Volgens Joop Hofman is het in principe heel simpel om participatie ‘van onderop’ te organiseren. ‘Ga naar buiten, de wijk in, bel aan. Want het verhaal van die mensen, dat is relevant. En vraag dan aan die mensen: hoe kunnen we jouw verhaal verder brengen? Dat gebeurt te weinig.’ De vraag die overheden zich volgens Hofman moeten stellen is: Benaderen we mensen als een potentieel of als een probleem? Vaak gebeurt het laatste. ‘We gaan een vraag ophalen in de wijk, wordt er dan gezegd. Dat moet wettelijk verboden worden! We moeten antwoorden ophalen uit de wijk, relevantie ophalen. Beschouw bewoners als makers. Ik wil als bewoner van een wijk helemaal geen doelgroep zijn van de gemeente!’
Burgerperspectief
Onder verwijzing van het boek De menselijke staat van Kim Putters (tot voor kort directeur van het Sociaal en Cultureel Planbureau), stelde Hofman dat het burgerperspectief in het overheidsbeleid node wordt gemist. ‘Er is meer burgerperspectief nodig als iedereen volwaardig en zinvol mee moet kunnen doen, ook als daar soms hulp en ondersteuning bij nodig is’, schrijft Putters onder meer in zijn boek.

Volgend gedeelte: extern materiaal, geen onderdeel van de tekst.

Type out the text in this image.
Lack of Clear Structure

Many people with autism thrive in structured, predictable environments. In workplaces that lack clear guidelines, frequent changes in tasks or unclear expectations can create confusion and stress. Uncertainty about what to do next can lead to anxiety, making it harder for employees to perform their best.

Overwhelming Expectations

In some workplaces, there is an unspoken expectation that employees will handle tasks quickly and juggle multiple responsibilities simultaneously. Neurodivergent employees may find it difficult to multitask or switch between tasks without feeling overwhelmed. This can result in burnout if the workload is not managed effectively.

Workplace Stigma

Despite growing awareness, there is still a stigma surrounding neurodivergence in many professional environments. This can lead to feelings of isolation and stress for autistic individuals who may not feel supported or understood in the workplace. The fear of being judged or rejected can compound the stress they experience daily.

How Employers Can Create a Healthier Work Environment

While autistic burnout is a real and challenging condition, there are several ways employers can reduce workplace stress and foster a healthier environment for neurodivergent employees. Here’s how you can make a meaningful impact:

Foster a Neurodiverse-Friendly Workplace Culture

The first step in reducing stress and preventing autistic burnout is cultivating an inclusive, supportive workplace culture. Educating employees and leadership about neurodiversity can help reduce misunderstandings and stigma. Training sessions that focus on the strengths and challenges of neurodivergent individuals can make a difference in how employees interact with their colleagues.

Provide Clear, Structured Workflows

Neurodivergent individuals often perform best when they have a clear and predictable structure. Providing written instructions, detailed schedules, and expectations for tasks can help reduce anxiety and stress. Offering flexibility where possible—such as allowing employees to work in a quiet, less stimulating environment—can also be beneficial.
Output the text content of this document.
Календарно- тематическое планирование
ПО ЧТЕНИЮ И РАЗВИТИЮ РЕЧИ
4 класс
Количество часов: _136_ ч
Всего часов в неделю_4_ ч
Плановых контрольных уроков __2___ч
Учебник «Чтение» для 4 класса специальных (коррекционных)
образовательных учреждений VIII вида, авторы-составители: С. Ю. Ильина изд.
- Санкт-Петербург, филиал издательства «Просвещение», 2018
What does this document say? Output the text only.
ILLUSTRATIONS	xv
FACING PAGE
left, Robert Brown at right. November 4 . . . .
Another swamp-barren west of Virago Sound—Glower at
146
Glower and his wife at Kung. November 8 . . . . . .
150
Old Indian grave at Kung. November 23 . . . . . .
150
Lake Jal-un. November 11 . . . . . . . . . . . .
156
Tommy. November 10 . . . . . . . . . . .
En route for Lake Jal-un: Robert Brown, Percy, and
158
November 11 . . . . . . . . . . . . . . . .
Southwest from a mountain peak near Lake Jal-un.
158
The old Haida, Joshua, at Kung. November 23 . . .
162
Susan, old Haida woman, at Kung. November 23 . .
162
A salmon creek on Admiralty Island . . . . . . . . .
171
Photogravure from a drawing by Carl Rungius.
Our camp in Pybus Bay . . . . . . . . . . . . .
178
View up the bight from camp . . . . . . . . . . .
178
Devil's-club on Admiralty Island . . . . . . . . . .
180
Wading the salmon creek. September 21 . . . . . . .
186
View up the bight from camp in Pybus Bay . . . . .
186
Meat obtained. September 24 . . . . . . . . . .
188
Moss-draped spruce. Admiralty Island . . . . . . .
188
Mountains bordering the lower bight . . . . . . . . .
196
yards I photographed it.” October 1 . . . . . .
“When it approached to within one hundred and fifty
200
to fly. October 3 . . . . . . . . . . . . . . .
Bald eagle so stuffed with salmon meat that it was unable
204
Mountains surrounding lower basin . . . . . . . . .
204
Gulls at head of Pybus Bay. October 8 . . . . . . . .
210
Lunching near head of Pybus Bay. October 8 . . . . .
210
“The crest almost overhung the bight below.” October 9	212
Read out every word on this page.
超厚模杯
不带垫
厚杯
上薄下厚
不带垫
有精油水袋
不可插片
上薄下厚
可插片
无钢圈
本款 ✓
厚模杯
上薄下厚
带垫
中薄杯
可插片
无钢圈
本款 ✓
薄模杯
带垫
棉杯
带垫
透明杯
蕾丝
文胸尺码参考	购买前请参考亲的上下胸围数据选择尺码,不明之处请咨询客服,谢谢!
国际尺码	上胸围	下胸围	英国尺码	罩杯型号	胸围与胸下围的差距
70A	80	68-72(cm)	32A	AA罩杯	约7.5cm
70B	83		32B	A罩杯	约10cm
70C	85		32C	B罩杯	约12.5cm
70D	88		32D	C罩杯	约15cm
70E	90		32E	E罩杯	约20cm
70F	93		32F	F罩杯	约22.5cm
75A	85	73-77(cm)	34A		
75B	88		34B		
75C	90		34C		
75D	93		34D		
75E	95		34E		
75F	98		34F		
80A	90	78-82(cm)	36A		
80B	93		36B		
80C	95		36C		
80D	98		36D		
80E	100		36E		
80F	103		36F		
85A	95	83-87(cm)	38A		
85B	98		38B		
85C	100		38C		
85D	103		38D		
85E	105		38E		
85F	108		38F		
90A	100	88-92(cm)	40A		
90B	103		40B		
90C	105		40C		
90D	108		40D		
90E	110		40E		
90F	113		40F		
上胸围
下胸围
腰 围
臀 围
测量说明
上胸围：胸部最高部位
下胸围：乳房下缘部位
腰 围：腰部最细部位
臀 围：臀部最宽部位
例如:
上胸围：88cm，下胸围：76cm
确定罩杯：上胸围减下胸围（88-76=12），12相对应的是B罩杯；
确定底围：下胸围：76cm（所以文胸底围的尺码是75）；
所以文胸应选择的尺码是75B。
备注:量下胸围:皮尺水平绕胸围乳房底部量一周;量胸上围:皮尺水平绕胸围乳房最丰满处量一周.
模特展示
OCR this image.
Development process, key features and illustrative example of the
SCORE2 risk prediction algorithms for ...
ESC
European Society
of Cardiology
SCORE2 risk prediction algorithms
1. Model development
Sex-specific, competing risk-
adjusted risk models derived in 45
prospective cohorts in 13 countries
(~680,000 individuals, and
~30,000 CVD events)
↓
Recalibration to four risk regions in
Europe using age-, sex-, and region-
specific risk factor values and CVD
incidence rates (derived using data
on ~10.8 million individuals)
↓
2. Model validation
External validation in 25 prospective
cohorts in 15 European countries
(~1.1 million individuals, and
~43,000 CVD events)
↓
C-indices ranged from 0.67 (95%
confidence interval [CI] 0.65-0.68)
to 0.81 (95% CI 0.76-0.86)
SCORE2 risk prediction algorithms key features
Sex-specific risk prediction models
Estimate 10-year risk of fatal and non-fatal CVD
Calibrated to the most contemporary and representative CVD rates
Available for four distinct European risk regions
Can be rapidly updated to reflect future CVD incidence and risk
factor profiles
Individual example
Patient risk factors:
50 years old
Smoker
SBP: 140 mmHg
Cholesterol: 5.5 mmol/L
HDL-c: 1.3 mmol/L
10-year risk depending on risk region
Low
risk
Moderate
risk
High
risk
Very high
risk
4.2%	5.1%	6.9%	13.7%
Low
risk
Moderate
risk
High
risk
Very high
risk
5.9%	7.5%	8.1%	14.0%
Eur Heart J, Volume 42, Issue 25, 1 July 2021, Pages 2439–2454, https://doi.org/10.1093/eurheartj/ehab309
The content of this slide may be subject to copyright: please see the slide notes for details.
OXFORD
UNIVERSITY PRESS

Om zijn slogan Hoe dan? Doe dan! Kracht bij te zetten, sloot Joop Hofman zijn betoog af met een gedicht van Goethe. De laatst twee regels daaruit:
Wat u ook kunt doen, of denkt dat u kunt doen,
begin er aan.
In durf liggen genialiteit, kracht en magie
besloten.
’n Beetje democratisch?
Marije van den Berg – oud-gemeenteraadslid, dat onderzoek doet naar, schrijft over en werkt aan de kwaliteit van het lokale bestuur – begon haar inleiding met de prikkelende vraag of ’t in Twente ‘nog ’n beetje democratisch’ is. Dat leverde vanuit de zaal, met de nodige ambtenaren en gemeenteraadsleden, geen onverdeeld positieve reacties op. Daarbij vielen termen als ‘machtsmisbruik’, ‘veel mensen stemmen niet’ en (van een raadslid) ‘met compassie begonnen, met cynisme geëindigd’. Maar er vielen ook wel optimistisch stemmende geluiden te beluisteren over ‘heel benaderbare raadsleden’ en de noodzaak van ‘de juiste taal en de juiste schaal’ en ‘democratie is voor mij mee doen, dat betekent dat je zelf dan ook echt mee moet doen’.
Burgerparticipatie
De volgende vraag, die Marije van den Berg de aanwezigen voorhield: Als we gaan ‘knutselen’ aan het huidige democratische systeem, hoe wordt het er dan beter op? Er is volgens haar in elk geval meer nodig dan de obligate ‘participatieparagraaf’ in beleidsstukken van de overheid. ‘We moeten komen tot een iets preciezere omschrijving van burgerparticipatie. We moeten een democratische bril opzetten.’ Dat betekent dat we onszelf vragen over het democratisch proces moeten stellen als: kan het diverser en transparanter, levert het betere gesprekken op, is de zeggenschap op orde en is het niet alleen voor vergadertijgers?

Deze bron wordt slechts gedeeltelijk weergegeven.